Erdorin, Chroniques de l’Arbre-monde: Livre 2, chapitre 6

Erdorin, Chroniques de l’Arbre-monde: Livre 2, chapitre 6

Cet article est le numéro 7 d'une série de 16 intitulée Erdorin, Livre 2

— T’sais qu’on peut t’amener plus loin…

Les panneaux qui marquaient le début de la route de terre vers Isla de Marambaia annonçaient six kilomètres avant la première destination digne d’intérêt et, de ce dont se souvenait Kyoshi, il fallait plutôt compter le double pour éviter les pièges à touristes. Encore qu’elle n’avait jamais fréquenté la partie nord, celle qui abritait la colonie eyldarin.

— Ça ira, je peux encore marcher.

Daeithil se tourna vers Kyoshi et l’embrassa longuement avant de lui glisser à l’oreille, en eyldarin :

— Ne m’oublie pas, petite Terrienne !

Elle ramassa sa besace et partit d’un bon pas sur la piste sablonneuse avec la ferme intention de faire la route à pieds.

Il lui fallut exactement six minutes pour renoncer à sa résolution, précisément jusqu’au moment où un véhicule qui flottait avec un bruit de soufflerie s’arrête à sa hauteur et qu’une demi-douzaine de jeunes gens bronzés lui proposent de l’accompagner.

Elle accepta de se laisser déposer à la « croisée des mondes », le carrefour où la piste principale se séparait en une route sud, vers les plages de surf, et la route nord, qui menait à ce que les autochtones appelaient Colonia de Eyldares. Elle laissa derrière elle beaucoup de regrets – et des tentatives de dragues enthousiastes, mais maladroites – et repris la route.

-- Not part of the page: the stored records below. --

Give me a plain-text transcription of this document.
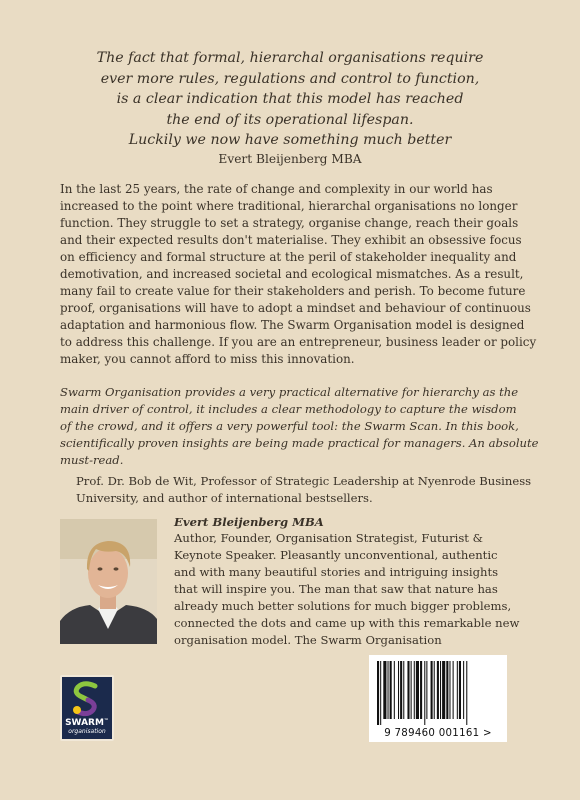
The fact that formal, hierarchal organisations require
ever more rules, regulations and control to function,
is a clear indication that this model has reached
the end of its operational lifespan.
Luckily we now have something much better
Evert Bleijenberg MBA
In the last 25 years, the rate of change and complexity in our world has
increased to the point where traditional, hierarchal organisations no longer
function. They struggle to set a strategy, organise change, reach their goals
and their expected results don't materialise. They exhibit an obsessive focus
on efficiency and formal structure at the peril of stakeholder inequality and
demotivation, and increased societal and ecological mismatches. As a result,
many fail to create value for their stakeholders and perish. To become future
proof, organisations will have to adopt a mindset and behaviour of continuous
adaptation and harmonious flow. The Swarm Organisation model is designed
to address this challenge. If you are an entrepreneur, business leader or policy
maker, you cannot afford to miss this innovation.
Swarm Organisation provides a very practical alternative for hierarchy as the
main driver of control, it includes a clear methodology to capture the wisdom
of the crowd, and it offers a very powerful tool: the Swarm Scan. In this book,
scientifically proven insights are being made practical for managers. An absolute
must-read.
Prof. Dr. Bob de Wit, Professor of Strategic Leadership at Nyenrode Business
University, and author of international bestsellers.
Evert Bleijenberg MBA
Author, Founder, Organisation Strategist, Futurist &
Keynote Speaker. Pleasantly unconventional, authentic
and with many beautiful stories and intriguing insights
that will inspire you. The man that saw that nature has
already much better solutions for much bigger problems,
connected the dots and came up with this remarkable new
organisation model. The Swarm Organisation
SWARM™
organisation	9 789460 001161 >
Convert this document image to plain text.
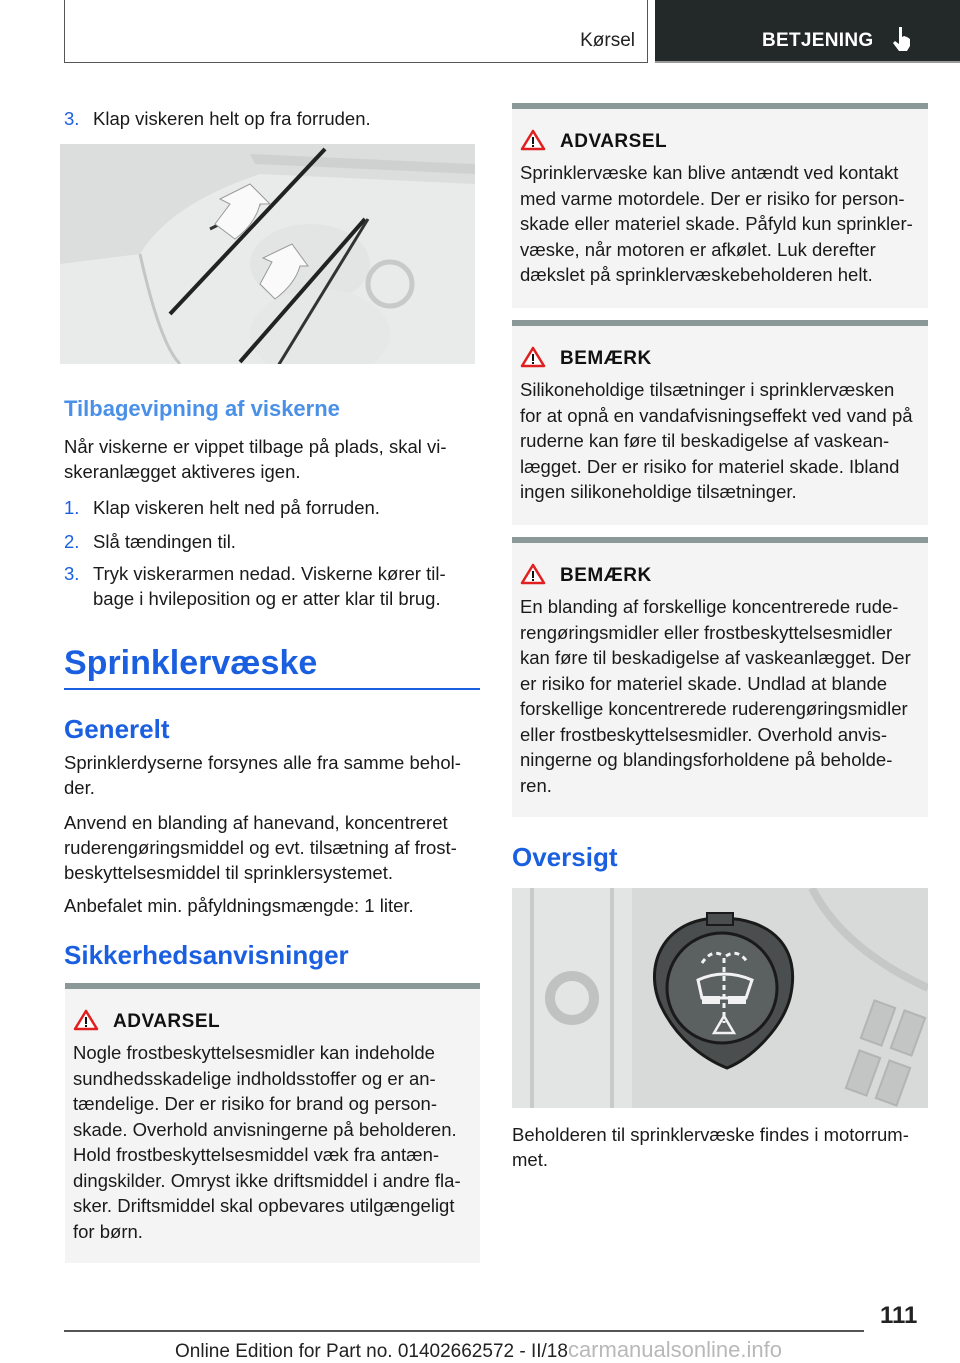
Kørsel	BETJENING
3. Klap viskeren helt op fra forruden.
Tilbagevipning af viskerne
Når viskerne er vippet tilbage på plads, skal vi-
skeranlægget aktiveres igen.
1. Klap viskeren helt ned på forruden.
2. Slå tændingen til.
3. Tryk viskerarmen nedad. Viskerne kører til-
bage i hvileposition og er atter klar til brug.
Sprinklervæske
Generelt
Sprinklerdyserne forsynes alle fra samme behol-
der.
Anvend en blanding af hanevand, koncentreret
ruderengøringsmiddel og evt. tilsætning af frost-
beskyttelsesmiddel til sprinklersystemet.
Anbefalet min. påfyldningsmængde: 1 liter.
Sikkerhedsanvisninger
ADVARSEL
Nogle frostbeskyttelsesmidler kan indeholde
sundhedsskadelige indholdsstoffer og er an-
tændelige. Der er risiko for brand og person-
skade. Overhold anvisningerne på beholderen.
Hold frostbeskyttelsesmiddel væk fra antæn-
dingskilder. Omryst ikke driftsmiddel i andre fla-
sker. Driftsmiddel skal opbevares utilgængeligt
for børn.
ADVARSEL
Sprinklervæske kan blive antændt ved kontakt
med varme motordele. Der er risiko for person-
skade eller materiel skade. Påfyld kun sprinkler-
væske, når motoren er afkølet. Luk derefter
dækslet på sprinklervæskebeholderen helt.
BEMÆRK
Silikoneholdige tilsætninger i sprinklervæsken
for at opnå en vandafvisningseffekt ved vand på
ruderne kan føre til beskadigelse af vaskean-
lægget. Der er risiko for materiel skade. Ibland
ingen silikoneholdige tilsætninger.
BEMÆRK
En blanding af forskellige koncentrerede rude-
rengøringsmidler eller frostbeskyttelsesmidler
kan føre til beskadigelse af vaskeanlægget. Der
er risiko for materiel skade. Undlad at blande
forskellige koncentrerede ruderengøringsmidler
eller frostbeskyttelsesmidler. Overhold anvis-
ningerne og blandingsforholdene på beholde-
ren.
Oversigt
Beholderen til sprinklervæske findes i motorrum-
met.
111
Online Edition for Part no. 01402662572 - II/18carmanualsonline.info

La piste était ombragée, le sol encore légèrement humide d’une ondée matinale ; l’odeur des embruns se mêlaient à ceux de la jungle. La mi-journée arrivait et la chaleur commençait à se faire sentir ; Daeithil sourit, elle avait passé trop de temps dans le froid, que ce soit celui de son ancien royaume agonisant dans les glaces ou celui d’un sommeil multi-millénaire sans rêves.

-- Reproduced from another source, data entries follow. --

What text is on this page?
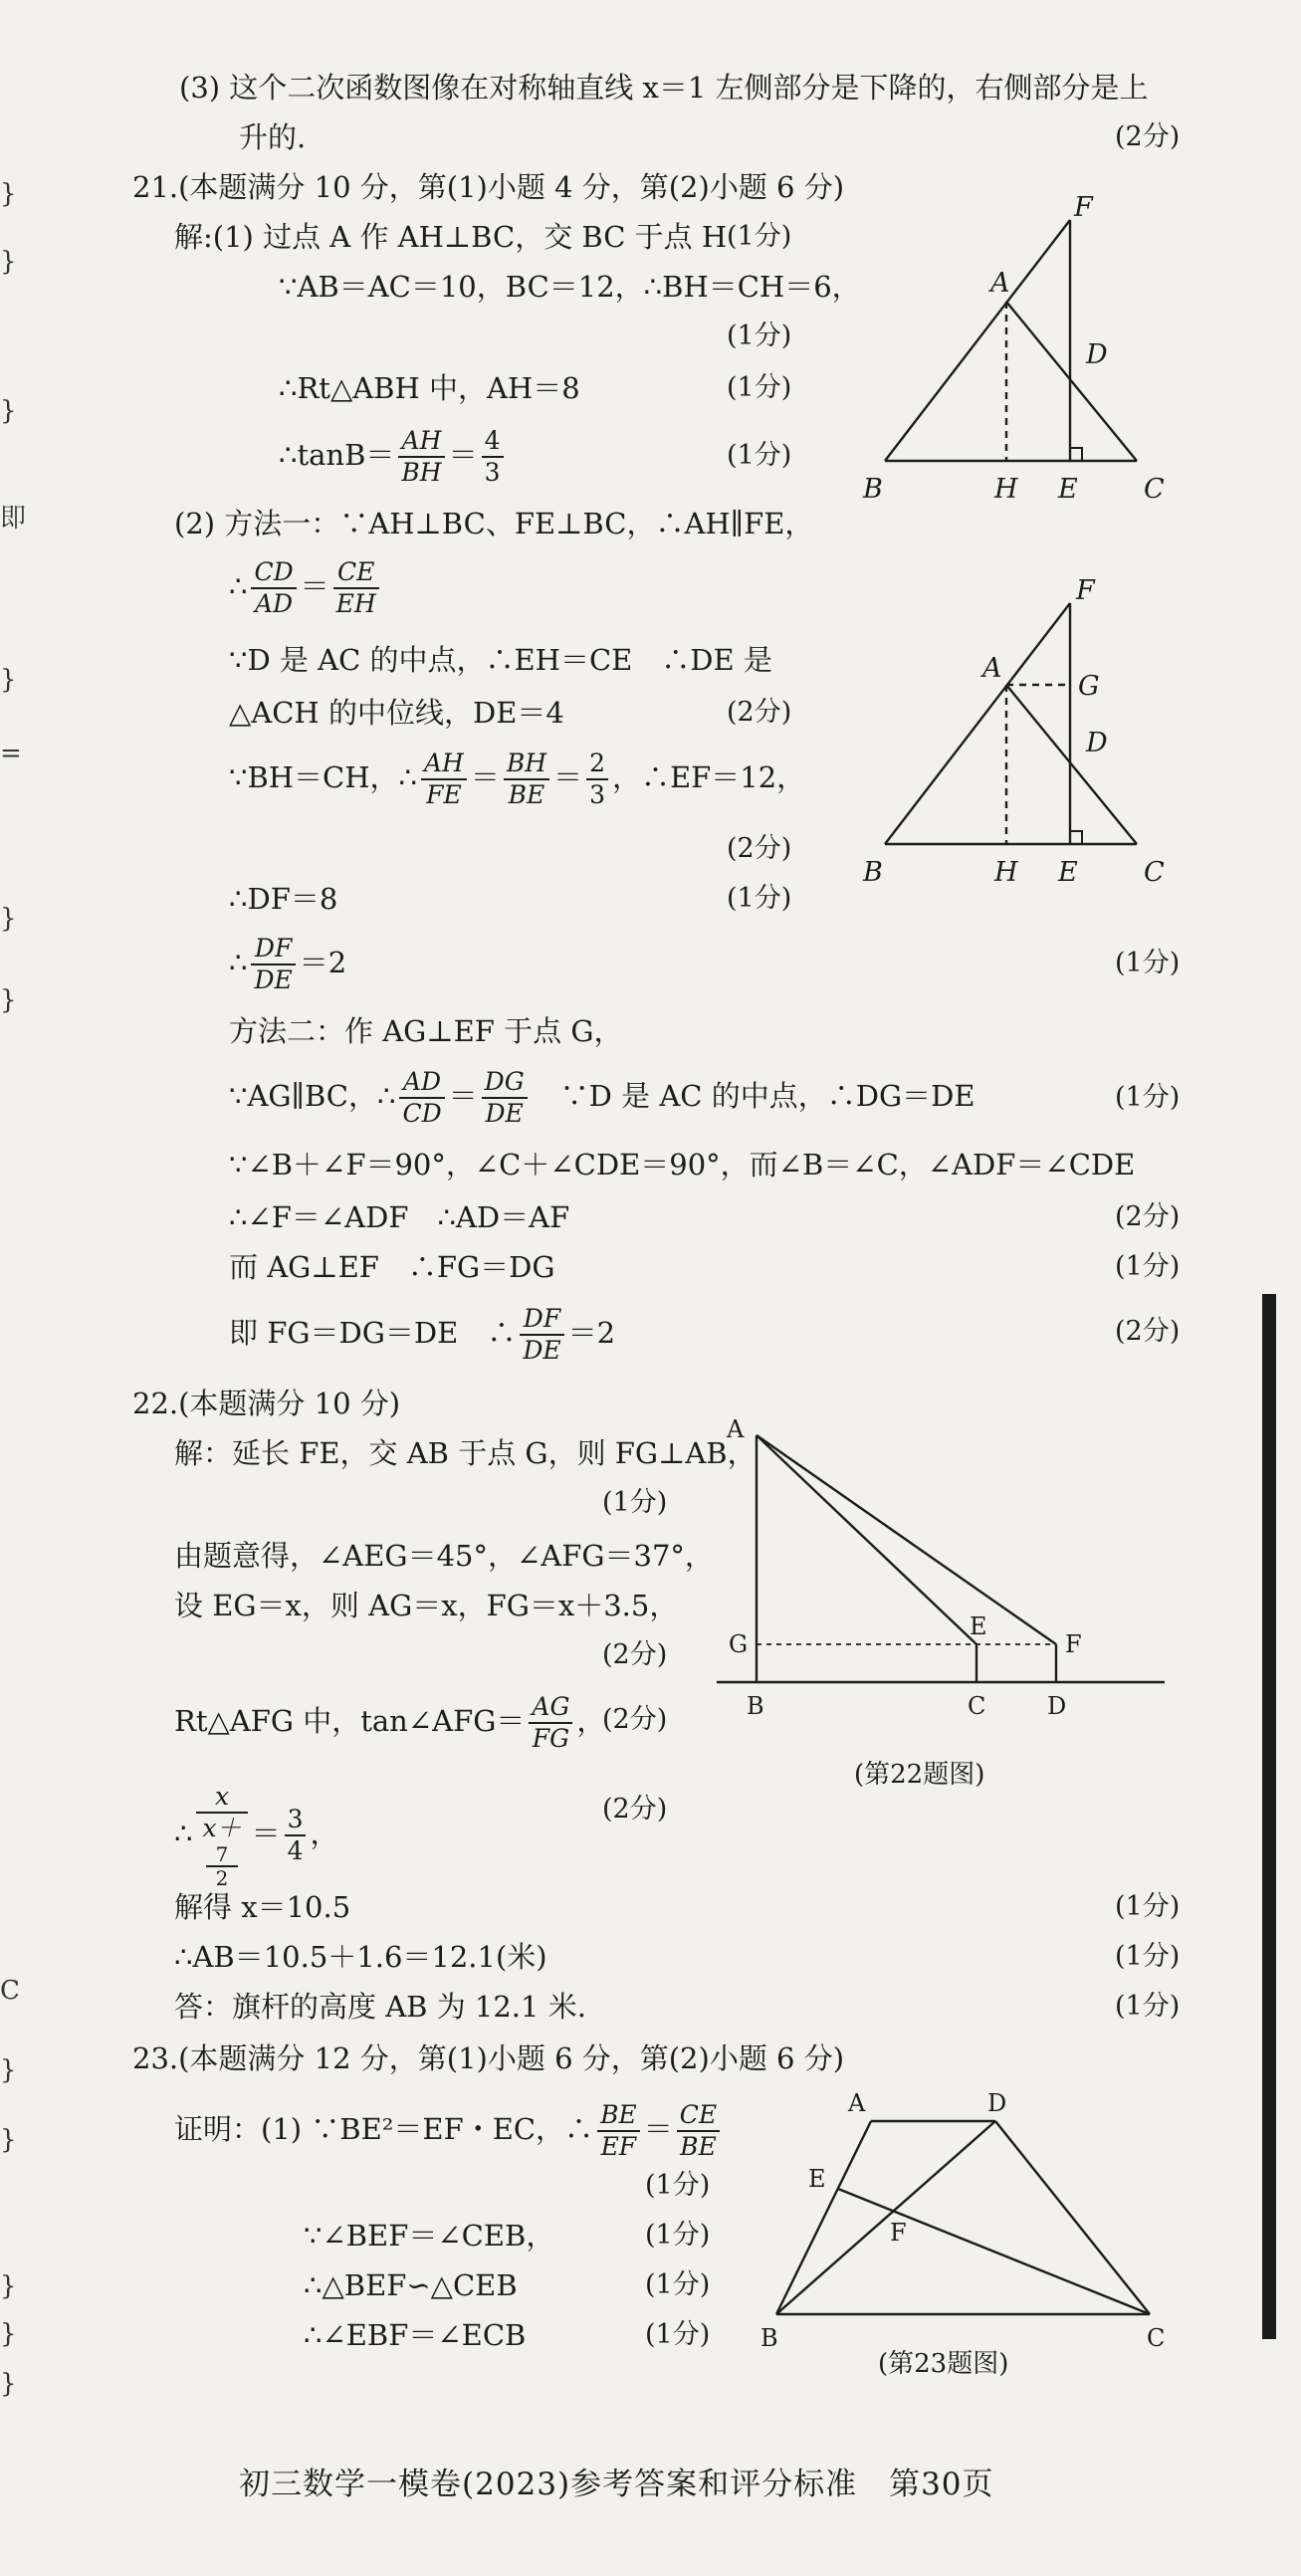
}
}
}
即
}
=
}
}
C
}
}
}
}
}
(3) 这个二次函数图像在对称轴直线 x＝1 左侧部分是下降的，右侧部分是上
升的.	(2分)
21.(本题满分 10 分，第(1)小题 4 分，第(2)小题 6 分)
解:(1) 过点 A 作 AH⊥BC，交 BC 于点 H (1分)
∵AB＝AC＝10，BC＝12，∴BH＝CH＝6，
(1分)
∴Rt△ABH 中，AH＝8	(1分)
∴tanB＝ $\frac{AH}{BH} = \frac{4}{3}$	(1分)
B
A
F
D
H E C
(2) 方法一：∵AH⊥BC、FE⊥BC，∴AH∥FE，
∴ $\frac{CD}{AD} = \frac{CE}{EH}$
∵D 是 AC 的中点，∴EH＝CE　∴DE 是
△ACH 的中位线，DE＝4	(2分)
∵BH＝CH，∴ $\frac{AH}{FE} = \frac{BH}{BE} = \frac{2}{3}$ ，∴EF＝12，
(2分)
∴DF＝8	(1分)
∴ $\frac{DF}{DE} =2$	(1分)
B
A
F
G
D
H E C
方法二：作 AG⊥EF 于点 G，
∵AG∥BC，∴ $\frac{AD}{CD} = \frac{DG}{DE}$ 　∵D 是 AC 的中点，∴DG＝DE	(1分)
∵∠B＋∠F＝90°，∠C＋∠CDE＝90°，而∠B＝∠C，∠ADF＝∠CDE
∴∠F＝∠ADF　∴AD＝AF	(2分)
而 AG⊥EF　∴FG＝DG	(1分)
即 FG＝DG＝DE　∴ $\frac{DF}{DE} =2$	(2分)
22.(本题满分 10 分)
解：延长 FE，交 AB 于点 G，则 FG⊥AB，
(1分)
由题意得，∠AEG＝45°，∠AFG＝37°，
设 EG＝x，则 AG＝x，FG＝x＋3.5，
(2分)
Rt△AFG 中，tan∠AFG＝ $\frac{AG}{FG}$ ，
(2分)
∴ x
x＋
7
$2 = \frac{3}{4}$ ，
(2分)
解得 x＝10.5	(1分)
∴AB＝10.5＋1.6＝12.1(米)	(1分)
答：旗杆的高度 AB 为 12.1 米.	(1分)
A
G
B
E
F
C	D
(第22题图)
23.(本题满分 12 分，第(1)小题 6 分，第(2)小题 6 分)
证明：(1) ∵BE²＝EF・EC，∴ $\frac{BE}{EF} = \frac{CE}{BE}$
(1分)
∵∠BEF＝∠CEB，	(1分)
∴△BEF∽△CEB	(1分)
∴∠EBF＝∠ECB	(1分)
A	D
E
F
B	C
(第23题图)
初三数学一模卷(2023)参考答案和评分标准　第30页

Elle n’hésita pas longtemps à retirer ses sandales et sa tunique, parcourant les derniers kilomètres en embrassant toutes ces sensations. Elle le payerait sans doute un peu plus tard, mais rien que le suilekor ne pourrait corriger.

Sur une plage, un groupe mixte d’Atlani et de Terriens l’accueillit avec de l’eau fraîche et des fruits ; elle prit place sur leur petit voilier et, quelques temps plus tard, elle accostait au milieu d’une étrange communauté, moitié village côtier, moitié campement nomade, où plus personne ne se fatiguait à parler anglais galactique. Ni à être habillé, d’ailleurs.

Un Eylda vêtu de rien de plus que ses longues boucles noires l’accueillit sur la plage, déposant un léger baiser sur ses lèvres : « Lensil, Daeithil De Lleniel, je suis Anthil. Bienvenue à Copatalania, l’ambassadrice t’attend. »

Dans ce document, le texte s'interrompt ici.